Inari frowned, looking around. In the distance she could see wandering ragged figures. Although they were little more than charcoal sketches blurred by distance.

“Should we avoid those poor souls then?”

“They shouldn’t bother us. They can sense we have nothing they can consume.It’s the living that needs to fear them. They would tear a living persons flesh apart trying to consume their Ba themselves, aping what the Queen of the Damned has done to them… and failing of course. The hungry spirits cannot consume another’s Ba like she does, but that doesn’t stop them trying. Offerings help abate the hunger, imbued as they are with spirit by the living, which is why they appear here. Once again, I give you my thanks for sharing yours, Oh gracious lady!”

Kannon added carefully, breathless due to her broken ribs.

“What is worse,the souls trapped here cannot reincarnate. They are trapped along with Izanami and us.”

Inari shook her head…

“Damned indeed… cursed by her refusal to pass on after her death.”

Eugenides nodded slowly, a hint of movement in the gloom.

“Exactly, as I’ve come to understand it over the many years I’ve been trapped here.
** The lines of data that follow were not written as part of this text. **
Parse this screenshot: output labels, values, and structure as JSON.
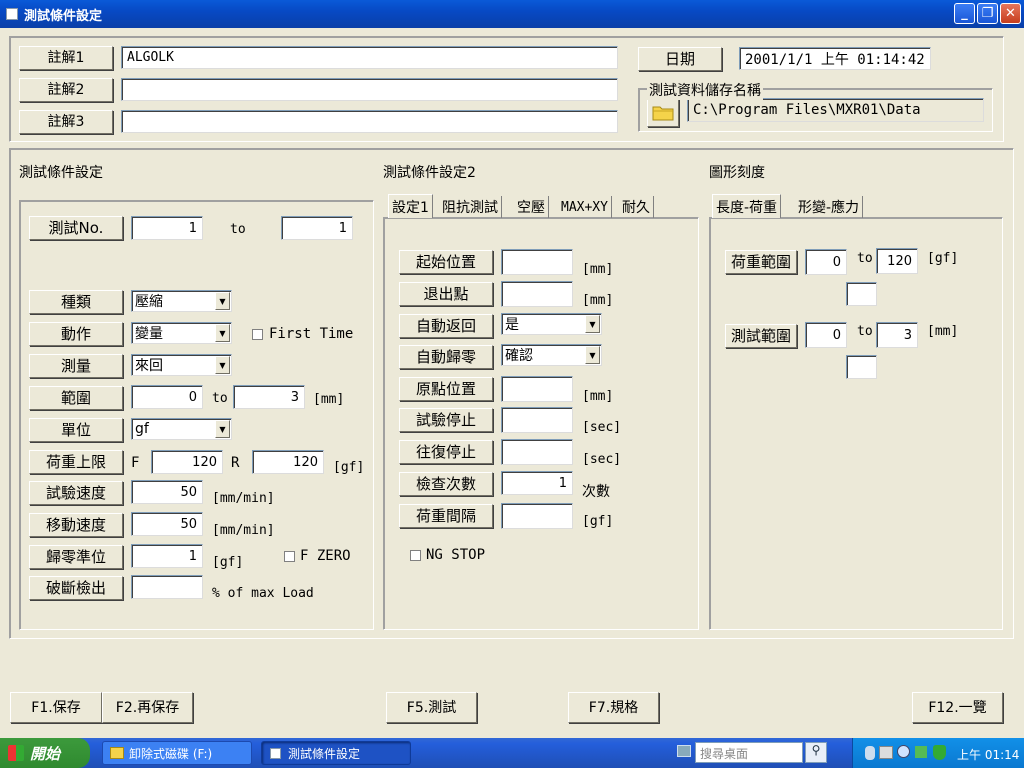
{
  "window": {
    "title": "測試條件設定",
    "minimize_glyph": "_",
    "restore_glyph": "❐",
    "close_glyph": "✕"
  },
  "notes": {
    "note1_label": "註解1",
    "note1_value": "ALGOLK",
    "note2_label": "註解2",
    "note2_value": "",
    "note3_label": "註解3",
    "note3_value": ""
  },
  "date": {
    "label": "日期",
    "value": "2001/1/1 上午 01:14:42"
  },
  "storage": {
    "group_label": "測試資料儲存名稱",
    "path": "C:\\Program Files\\MXR01\\Data",
    "folder_icon": "folder-icon"
  },
  "test_conditions": {
    "heading": "測試條件設定",
    "test_no_label": "測試No.",
    "test_no_from": "1",
    "to_text": "to",
    "test_no_to": "1",
    "type_label": "種類",
    "type_value": "壓縮",
    "action_label": "動作",
    "action_value": "變量",
    "first_time_label": "First Time",
    "measure_label": "測量",
    "measure_value": "來回",
    "range_label": "範圍",
    "range_from": "0",
    "range_to_text": "to",
    "range_to": "3",
    "range_unit": "[mm]",
    "unit_label": "單位",
    "unit_value": "gf",
    "load_limit_label": "荷重上限",
    "load_limit_f": "F",
    "load_limit_f_value": "120",
    "load_limit_r": "R",
    "load_limit_r_value": "120",
    "load_limit_unit": "[gf]",
    "test_speed_label": "試驗速度",
    "test_speed_value": "50",
    "test_speed_unit": "[mm/min]",
    "move_speed_label": "移動速度",
    "move_speed_value": "50",
    "move_speed_unit": "[mm/min]",
    "zero_level_label": "歸零準位",
    "zero_level_value": "1",
    "zero_level_unit": "[gf]",
    "f_zero_label": "F ZERO",
    "break_detect_label": "破斷檢出",
    "break_detect_value": "",
    "break_detect_unit": "% of max Load"
  },
  "test_conditions2": {
    "heading": "測試條件設定2",
    "tabs": [
      "設定1",
      "阻抗測試",
      "空壓",
      "MAX+XY",
      "耐久"
    ],
    "start_pos_label": "起始位置",
    "start_pos_unit": "[mm]",
    "exit_point_label": "退出點",
    "exit_point_unit": "[mm]",
    "auto_return_label": "自動返回",
    "auto_return_value": "是",
    "auto_zero_label": "自動歸零",
    "auto_zero_value": "確認",
    "origin_pos_label": "原點位置",
    "origin_pos_unit": "[mm]",
    "test_stop_label": "試驗停止",
    "test_stop_unit": "[sec]",
    "round_stop_label": "往復停止",
    "round_stop_unit": "[sec]",
    "check_count_label": "檢查次數",
    "check_count_value": "1",
    "check_count_unit": "次數",
    "load_interval_label": "荷重間隔",
    "load_interval_unit": "[gf]",
    "ng_stop_label": "NG STOP"
  },
  "graph_scale": {
    "heading": "圖形刻度",
    "tabs": [
      "長度-荷重",
      "形變-應力"
    ],
    "load_range_label": "荷重範圍",
    "load_range_from": "0",
    "load_range_to_text": "to",
    "load_range_to": "120",
    "load_range_unit": "[gf]",
    "measure_range_label": "測試範圍",
    "measure_range_from": "0",
    "measure_range_to_text": "to",
    "measure_range_to": "3",
    "measure_range_unit": "[mm]"
  },
  "function_keys": {
    "f1": "F1.保存",
    "f2": "F2.再保存",
    "f5": "F5.測試",
    "f7": "F7.規格",
    "f12": "F12.一覽"
  },
  "taskbar": {
    "start_label": "開始",
    "task1": "卸除式磁碟 (F:)",
    "task2": "測試條件設定",
    "search_placeholder": "搜尋桌面",
    "clock": "上午 01:14"
  }
}
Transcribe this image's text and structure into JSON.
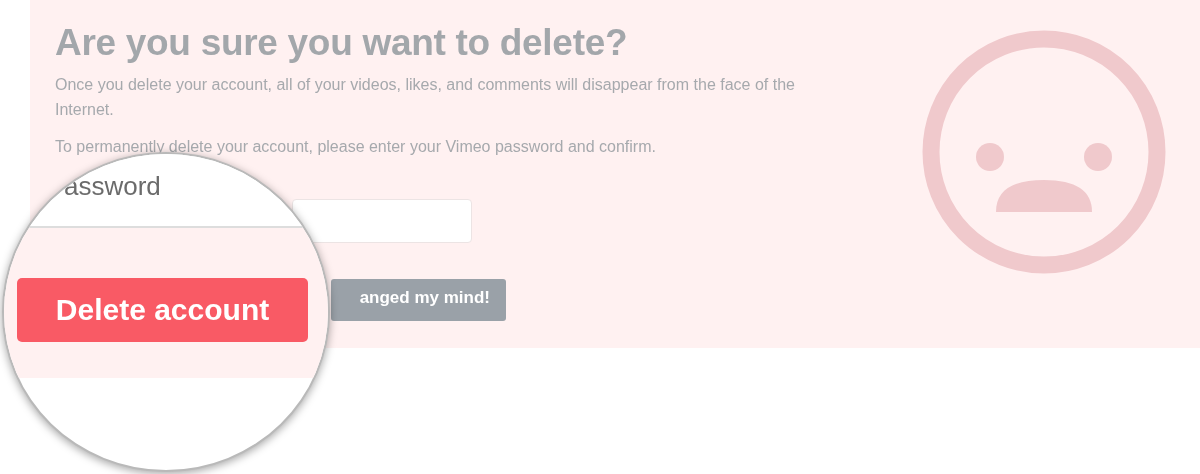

She died, but driven mad by her agony she refused to follow the cycle of death and rebirth and instead used up her own Akh to create this place. Something only one of the Primal beings could do. This place acts as a trap, drawing in those souls of the dead that still retain a degree of life or magical power. It also drains it from those it traps to feed Her. It’s only those like us that she personally attends to, the process is different...more visceral, for us.”

Kannon sighed.

“It doesn’t need to be… but I think she enjoys doing it. She… she has forced me to keep some awake and intact enough that they are aware of what is happening to them, while she ate their hearts. I...I… was too afraid, I couldn’t… I tried to refuse but she… she...”

Kannon stopped, weeping, as Inari enfolded her in an embrace trying to offer the fallen goddess of compassion and healing some comfort. Eugenides quietly slipped away, using the excuse of scouting ahead to give them privacy, while Macha moved some distance away and stood guard, her stoic face turned outwards.

Inari murmured into Kannon’s hair as she rocked the distraught fallen goddess.

“I swear, she will pay for what she has done. We will escape, somehow, once my memories fully return and I recall how I did it last time, and then there will an accounting!”

Kannon nodded, her head moving against Inari’s shoulder.

“Thank you. I..”

Whatever Kannon was about to say was lost, as beneath them the ground trembled, bucking hard enough to tumble them from where they sat and send both sprawling on the ground. Kannon cried out in pain, her broken bones jarred. Inari scrambled to sit upright, trying to protect her, drawing her into her lap and cradling her against any further shocks.

After a moment a breathlessly excited Eugenides scrambled back, swaying like a sailor on an uneasy deck as the ground continued to sake, albeit less violently. Macha gave him a dirty look, but relaxed from her fighting stance as Eugenides mouthed a silent ‘sorry’ to her, apologising for startling her.

“Something’s happened, There’s a hole! I swear on Ra’s name,I saw daylight for the first time in thousands of years!”

Realisation and shock coursed though Inari like lightning.

“Paul! Oh my dear Herald! It has to be him! Oh the foolishly mad, darling man! He’s here to rescue me! Oh.. Oh no! OH NO!! NO!! We must get to him before Izanami does. She’ll kill him and use him to trap my daughter goddesses!! Oh hurry please do, the both of you!!”

Eugenides quickly helped Kannon to her feet, half carrying her as he draped her arm over his shoulder, Inari taking the other. Grinning despite it all he quipped.

“This way! We’ll go rescue your rescuers. I want to meet the man that would dare to storm the underworld in search of you Inari, and call him brother!”